Barbados over the past four decades has maintained a consistency which has embraced change within the context of its broad based overall international business policy objectives. It has held as its foundation, the importance of a small jurisdiction wedded to a wide tax treaty network and which is buttressed by facilitating financial services legislation and products.
As a primarily low tax treaty jurisdiction, the modern development of Barbados’ financial services industry was set against a background of robust commercial internationalism. As a tax treaty jurisdiction, it is philosophically committed to integration and involvement within the international commercial community; rather than being presented for mere use by that community as may be the case in a strict zero tax jurisdiction. The distinction is a fine one but it underscores a historical and cultural approach born out of Barbados’ idealized perception of the limits of small size. It is a policy which underscores continuity and consistency.
Treaty expansion and effective treaty re-negotiation has therefore provided an opportunity to conform to the new regulatory ethos, as well as the genuine ability to pursue creative and lawful multi-jurisdictional planning strategies.

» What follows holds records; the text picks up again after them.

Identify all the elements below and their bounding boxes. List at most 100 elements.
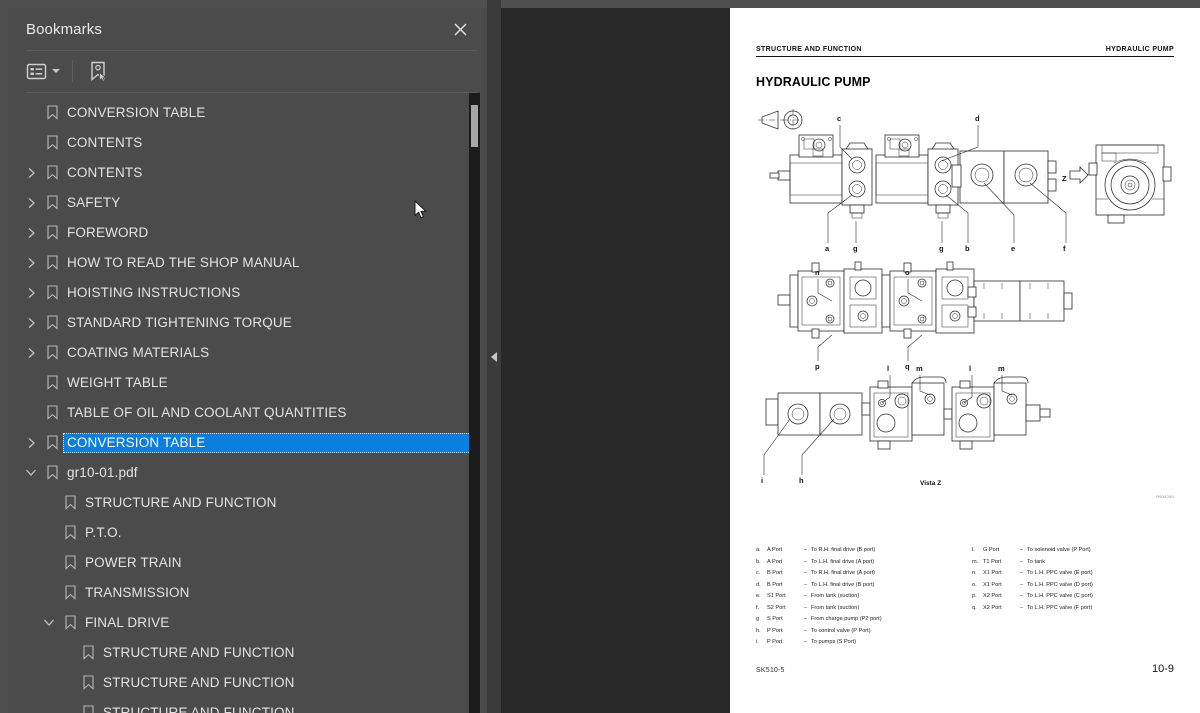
bookmarks-panel-header: Bookmarks bbox=[8, 8, 487, 50]
bookmark-icon bbox=[42, 465, 63, 481]
chevron-down-icon[interactable] bbox=[20, 468, 42, 477]
bookmark-item[interactable]: WEIGHT TABLE bbox=[8, 368, 487, 398]
bookmarks-panel: Bookmarks CONVERSION TABLE CONTENTS CONT… bbox=[8, 8, 487, 713]
projection-symbol bbox=[758, 109, 804, 131]
figure-caption: Vista Z bbox=[920, 480, 941, 487]
bookmark-icon bbox=[42, 315, 63, 331]
bookmark-icon bbox=[42, 345, 63, 361]
bookmark-item[interactable]: STRUCTURE AND FUNCTION bbox=[8, 698, 487, 713]
bookmark-item[interactable]: FOREWORD bbox=[8, 218, 487, 248]
legend-dash: – bbox=[1019, 547, 1024, 553]
bookmark-icon bbox=[78, 675, 99, 691]
chevron-right-icon[interactable] bbox=[20, 317, 42, 329]
bookmark-item[interactable]: SAFETY bbox=[8, 188, 487, 218]
bookmarks-scrollbar-thumb[interactable] bbox=[471, 104, 478, 147]
legend-key: m. bbox=[972, 558, 979, 565]
legend-dash: – bbox=[803, 581, 808, 588]
legend-port: A Port bbox=[767, 558, 783, 565]
bookmark-item[interactable]: CONTENTS bbox=[8, 158, 487, 188]
chevron-down-icon bbox=[52, 69, 60, 74]
bookmark-label: STRUCTURE AND FUNCTION bbox=[103, 674, 295, 690]
legend-desc: To L.H. final drive (B port) bbox=[811, 581, 875, 588]
collapse-sidebar-button[interactable] bbox=[487, 338, 501, 376]
bookmark-item[interactable]: CONVERSION TABLE bbox=[8, 428, 487, 458]
triangle-left-icon bbox=[491, 352, 497, 362]
legend-port: P Port bbox=[767, 639, 783, 645]
bookmark-item[interactable]: TABLE OF OIL AND COOLANT QUANTITIES bbox=[8, 398, 487, 428]
bookmark-icon bbox=[60, 495, 81, 511]
bookmark-label: HOW TO READ THE SHOP MANUAL bbox=[67, 254, 300, 270]
chevron-right-icon[interactable] bbox=[20, 257, 42, 269]
legend-dash: – bbox=[1019, 604, 1024, 611]
legend-dash: – bbox=[803, 604, 808, 611]
bookmark-item[interactable]: STRUCTURE AND FUNCTION bbox=[8, 668, 487, 698]
legend-desc: To pumps (S Port) bbox=[811, 639, 857, 645]
legend-desc: From charge pump (P2 port) bbox=[811, 616, 882, 622]
legend-row: o. X1 Port – To L.H. PPC valve (D port) bbox=[972, 580, 1174, 592]
figure-svg: .ln { fill:none; stroke:#2b2b2b; stroke-… bbox=[758, 109, 1172, 487]
legend-desc: To solenoid valve (P Port) bbox=[1027, 547, 1091, 553]
chevron-right-icon[interactable] bbox=[20, 347, 42, 359]
legend-desc: From tank (suction) bbox=[811, 604, 860, 611]
bookmark-label: CONTENTS bbox=[67, 164, 143, 180]
bookmark-icon bbox=[42, 105, 63, 121]
legend-key: b. bbox=[756, 558, 761, 565]
bookmark-item[interactable]: CONVERSION TABLE bbox=[8, 98, 487, 128]
legend-key: p. bbox=[972, 593, 977, 599]
legend-column-left: a. A Port – To R.H. final drive (B port) b. A… bbox=[756, 545, 958, 649]
chevron-right-icon[interactable] bbox=[20, 227, 42, 239]
svg-text:m: m bbox=[916, 364, 923, 373]
bookmark-item[interactable]: POWER TRAIN bbox=[8, 548, 487, 578]
legend-desc: To L.H. PPC valve (F port) bbox=[1027, 604, 1093, 611]
bookmark-icon bbox=[42, 225, 63, 241]
bookmark-icon bbox=[42, 405, 63, 421]
pdf-viewer-area[interactable]: STRUCTURE AND FUNCTION HYDRAULIC PUMP HY… bbox=[501, 8, 1200, 713]
footer-page-number: 10-9 bbox=[1151, 663, 1174, 675]
bookmark-item[interactable]: P.T.O. bbox=[8, 518, 487, 548]
bookmark-icon bbox=[42, 195, 63, 211]
pump-assembly-bottom bbox=[765, 376, 1051, 450]
legend-row: g S Port – From charge pump (P2 port) bbox=[756, 614, 958, 626]
bookmark-item[interactable]: gr10-01.pdf bbox=[8, 458, 487, 488]
legend-row: c. B Port – To R.H. final drive (A port) bbox=[756, 568, 958, 580]
legend-row: a. A Port – To R.H. final drive (B port) bbox=[756, 545, 958, 557]
svg-text:m: m bbox=[998, 364, 1005, 373]
close-icon[interactable] bbox=[449, 18, 471, 40]
bookmark-label: HOISTING INSTRUCTIONS bbox=[67, 284, 241, 300]
page-content: STRUCTURE AND FUNCTION HYDRAULIC PUMP HY… bbox=[756, 46, 1174, 505]
bookmark-item[interactable]: STRUCTURE AND FUNCTION bbox=[8, 638, 487, 668]
legend-desc: To R.H. final drive (A port) bbox=[811, 570, 876, 576]
bookmark-icon bbox=[42, 375, 63, 391]
list-options-icon[interactable] bbox=[23, 58, 63, 84]
bookmark-item[interactable]: CONTENTS bbox=[8, 128, 487, 158]
bookmark-item[interactable]: STANDARD TIGHTENING TORQUE bbox=[8, 308, 487, 338]
legend-key: i. bbox=[756, 639, 759, 645]
svg-text:a: a bbox=[825, 244, 830, 253]
bookmark-item[interactable]: COATING MATERIALS bbox=[8, 338, 487, 368]
legend-port: S2 Port bbox=[767, 604, 786, 611]
bookmark-icon bbox=[78, 645, 99, 661]
legend-desc: To L.H. PPC valve (C port) bbox=[1027, 593, 1093, 599]
chevron-right-icon[interactable] bbox=[20, 287, 42, 299]
bookmark-item[interactable]: STRUCTURE AND FUNCTION bbox=[8, 488, 487, 518]
bookmarks-scrollbar-track[interactable] bbox=[469, 92, 480, 713]
chevron-right-icon[interactable] bbox=[20, 167, 42, 179]
chevron-right-icon[interactable] bbox=[20, 197, 42, 209]
new-bookmark-icon[interactable] bbox=[86, 58, 111, 84]
legend-key: g bbox=[756, 616, 760, 622]
bookmark-label: P.T.O. bbox=[85, 524, 122, 540]
legend-key: a. bbox=[756, 547, 761, 553]
legend-row: e. S1 Port – From tank (suction) bbox=[756, 591, 958, 603]
bookmarks-toolbar bbox=[8, 51, 487, 92]
legend-row: h. P Port – To control valve (P Port) bbox=[756, 626, 958, 638]
bookmark-item[interactable]: FINAL DRIVE bbox=[8, 608, 487, 638]
bookmark-item[interactable]: HOISTING INSTRUCTIONS bbox=[8, 278, 487, 308]
legend-key: d. bbox=[756, 581, 761, 588]
legend-port: P Port bbox=[767, 627, 783, 634]
chevron-down-icon[interactable] bbox=[38, 618, 60, 627]
pdf-reader-window: Bookmarks CONVERSION TABLE CONTENTS CONT… bbox=[0, 0, 1200, 713]
bookmark-item[interactable]: TRANSMISSION bbox=[8, 578, 487, 608]
bookmark-label: STRUCTURE AND FUNCTION bbox=[103, 704, 295, 713]
bookmark-item[interactable]: HOW TO READ THE SHOP MANUAL bbox=[8, 248, 487, 278]
chevron-right-icon[interactable] bbox=[20, 437, 42, 449]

The access to carefully chosen but vibrant business environments afforded by the various treaties adds to the global reach of properly planned Barbados international business structures. No less relevant is the access now afforded to the increasing number of international corporations often engaged in joint ventures with Chinese, Mexican, Canadian, Venezuelan, American and other business counterparts in planning structures which make full use of the wide ambit of double tax treaty availability.
Borrowing on its proud financial services background Barbados has ensured that its’ legislative infrastructure complements the needs for good governance which is integral to a jurisdiction of integrity. When in 1982, new corporate legislation based on the Canadian and Delaware models was introduced, it sought to ensure that matters such as model directors’ duties and minority shareholder rights were given the imprimatur of statute. Furthermore, all of the safeguards accorded to the dealing in securities by way of prospectus were integrated as important features of the new legislation.